L’affaire Geniève Jeanson a tellement secoué le cyclisme québécois que l’on ne croyait plus avoir à revivre un tel épisode. Pourtant, deux autres coureurs ont échoué à leurs tests antidopage l’automne dernier. Des cas isolés ou la pointe de l’iceberg? Analyse d'un constat qui dérange.

Le ton est dur, accusateur. « Encore un autre article qui fera penser au public qu’il n’y a que dans le cyclisme que l’on trouve du dopage! Mais vérifiez les statistiques et vous verrez que des tricheurs, il y en a dans toutes les disciplines! » Pour l’une des rares fois dans ma carrière journalistique, on me fait porter les couleurs de l’ennemi. Mon interlocuteur préfère rester anonyme, mais c’est déjà mieux que plusieurs autres qui refusent carrément de commenter l’affaire. Affirmer que l’on touche une corde sensible en abordant l’usage de substances dopantes dans le cyclisme au Québec relève de l’euphémisme.

 

D'abord, que disent ces chiffres, justement?La directrice des affaires publiques au Centre canadien pour l’éthique dans le sport (CCES), Rosemary Pitfield, me sort les statistiques officielles : « Depuis 1999, 163 athlètes ont été sanctionnés par le CCES, dont 9 cyclistes. » En 2010-2011, sur les 17 cas rapportés, 13 étaient des footballeurs.

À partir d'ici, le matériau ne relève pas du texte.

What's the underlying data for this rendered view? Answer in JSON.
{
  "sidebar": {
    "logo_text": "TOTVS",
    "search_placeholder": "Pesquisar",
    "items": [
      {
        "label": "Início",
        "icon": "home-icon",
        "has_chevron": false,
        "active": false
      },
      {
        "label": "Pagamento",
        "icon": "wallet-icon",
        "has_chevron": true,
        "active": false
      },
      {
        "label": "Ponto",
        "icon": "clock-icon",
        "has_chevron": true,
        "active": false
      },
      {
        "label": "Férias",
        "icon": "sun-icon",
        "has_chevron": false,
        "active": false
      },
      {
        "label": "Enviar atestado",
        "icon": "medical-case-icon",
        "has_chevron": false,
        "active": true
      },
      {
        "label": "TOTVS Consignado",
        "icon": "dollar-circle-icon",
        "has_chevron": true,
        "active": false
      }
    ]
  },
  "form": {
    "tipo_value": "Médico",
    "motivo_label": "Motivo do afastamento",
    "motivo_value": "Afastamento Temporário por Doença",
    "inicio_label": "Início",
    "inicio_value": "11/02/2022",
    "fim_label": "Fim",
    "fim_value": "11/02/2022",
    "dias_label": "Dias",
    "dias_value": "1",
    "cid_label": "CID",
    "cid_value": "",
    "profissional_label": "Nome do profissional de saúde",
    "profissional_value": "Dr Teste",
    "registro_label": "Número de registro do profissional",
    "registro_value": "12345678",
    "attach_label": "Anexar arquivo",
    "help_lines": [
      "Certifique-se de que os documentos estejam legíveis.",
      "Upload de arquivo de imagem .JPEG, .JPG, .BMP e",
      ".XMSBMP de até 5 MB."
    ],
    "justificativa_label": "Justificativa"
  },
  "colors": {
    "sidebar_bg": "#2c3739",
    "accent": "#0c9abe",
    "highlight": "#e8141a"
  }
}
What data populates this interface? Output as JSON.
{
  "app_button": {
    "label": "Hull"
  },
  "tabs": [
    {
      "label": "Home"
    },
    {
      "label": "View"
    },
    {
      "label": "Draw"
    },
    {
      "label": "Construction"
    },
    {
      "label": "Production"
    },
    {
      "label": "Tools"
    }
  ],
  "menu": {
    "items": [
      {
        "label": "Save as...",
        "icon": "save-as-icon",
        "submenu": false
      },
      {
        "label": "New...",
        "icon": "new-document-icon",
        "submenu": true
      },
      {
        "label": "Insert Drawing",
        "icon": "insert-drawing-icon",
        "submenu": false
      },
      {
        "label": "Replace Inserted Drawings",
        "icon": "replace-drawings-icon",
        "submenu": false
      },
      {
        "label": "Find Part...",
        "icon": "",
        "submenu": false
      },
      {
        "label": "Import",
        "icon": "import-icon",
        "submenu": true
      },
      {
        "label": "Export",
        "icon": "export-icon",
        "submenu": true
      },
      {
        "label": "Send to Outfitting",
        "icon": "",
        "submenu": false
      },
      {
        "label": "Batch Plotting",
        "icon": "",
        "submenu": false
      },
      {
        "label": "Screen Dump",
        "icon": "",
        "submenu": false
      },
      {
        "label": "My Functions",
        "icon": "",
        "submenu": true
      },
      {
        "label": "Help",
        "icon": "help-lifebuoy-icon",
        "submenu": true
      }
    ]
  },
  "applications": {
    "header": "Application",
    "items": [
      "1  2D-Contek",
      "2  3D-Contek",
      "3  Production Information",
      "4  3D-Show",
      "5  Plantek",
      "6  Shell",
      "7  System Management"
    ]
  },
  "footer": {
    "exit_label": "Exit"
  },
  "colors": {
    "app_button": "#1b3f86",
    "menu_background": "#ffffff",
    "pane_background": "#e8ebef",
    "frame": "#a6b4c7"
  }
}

Depuis le mois d’avril dernier, plusieurs centaines de tests ont été effectués sur des coureurs de niveau national, ce qui fait du cyclisme probablement le sport le plus contrôlé au Canada. Pourtant, avant la prise au piège récente de trois coureurs québécois (Arnaud Papillon et Miguel Agreda en octobre, ainsi que Benjamin Martel en février dernier), il faut remonter à mai 2005 pour trouver un test menant à une suspension dans cette discipline au pays. Pas étonnant que les amateurs de cyclisme sentent qu’on les pointe injustement du doigt. Mais pourquoi tisse-t-on si facilement un lien entre dopage et cyclisme?

 

Autre temps, autres mœurs

On peut bien se scandaliser de l’usage de substances illicites en cyclisme, mais cette pratique ne date pas d’hier. En fait, si l’on jette un coup d’œil à l’histoire, il semble que drogues et vélo aient marché main dans la main pendant près d’un siècle. En Angleterre, à la fin du XIXe siècle, un entraîneur du nom de Choppy Warburton est identifié comme le précurseur du dopage cycliste. Plusieurs des champions dont il a supervisé le cheminement sont décédés très jeunes. Malgré les soupçons, personne n'a pu soutenir la thèse de la négligence médicale. Il faut dire qu’à l’époque, rien n’interdisait le dopage.

 

Sans surprise, la course cycliste la plus célèbre, le Tour de France, demeure l’épicentre des scandales de dopage. L’un des premiers remonte à 1924, alors que les frères Pélissier affirment à un journaliste qu’ils carburent « à la dynamite », faisant ouvertement référence à des substances du genre strychnine, cocaïne, chloroforme, aspirine, etc. L’indignation initiale fait rapidement place à la résignation. En 1930, le livret de règlements du Tour stipule même que l’organisation n'est pas en mesure de fournir la drogue aux coureurs.

 

Aux Jeux olympiques de 1960, le cycliste danois Knud Enemark Jensen meurt en course. Son autopsie révèle des traces d’amphétamines dans son sang. Ce n'est sans doute pas un précédent et d’autres drames suivront, mais une prise de conscience s’amorce : pour la sécurité des athlètes comme pour la réputation du sport, des règles plus strictes doivent être adoptées.

 

Le Conseil d’Europe donne en 1963 une définition officielle au dopage : « usage de substances physiologiques, en quantité démesurée, ou de méthodes anormales, par des personnes saines dont le seul but est d’obtenir une amélioration artificielle de leur performance en situation de compétition ». Un an plus tard, la France passe sa loi antidopage.

 

Les interdits ont beau être édictés, les méthodes de détection ne sont à l’époque pas encore à la hauteur et ne peuvent endiguer une utilisation répandue. Certains ne s’en cachent d’ailleurs pas. En 1965, le champion français Jacques Anquetil s’était exclamé que seul un fou pouvait penser qu’un cycliste était capable de compléter la course Bordeaux-Paris avec seulement de l’eau. Il avait même ajouté : « Laissez-moi tranquille. Tout le monde se dope. De plus, j’ai bien le droit de faire ce que je veux avec mon corps! » À propos de Jacques Anquetil, le président Charles de Gaulle avait commenté : « Dopage? Quel dopage? A-t-il ou n’a-t-il pas fait résonner la Marseillaise à l’étranger? »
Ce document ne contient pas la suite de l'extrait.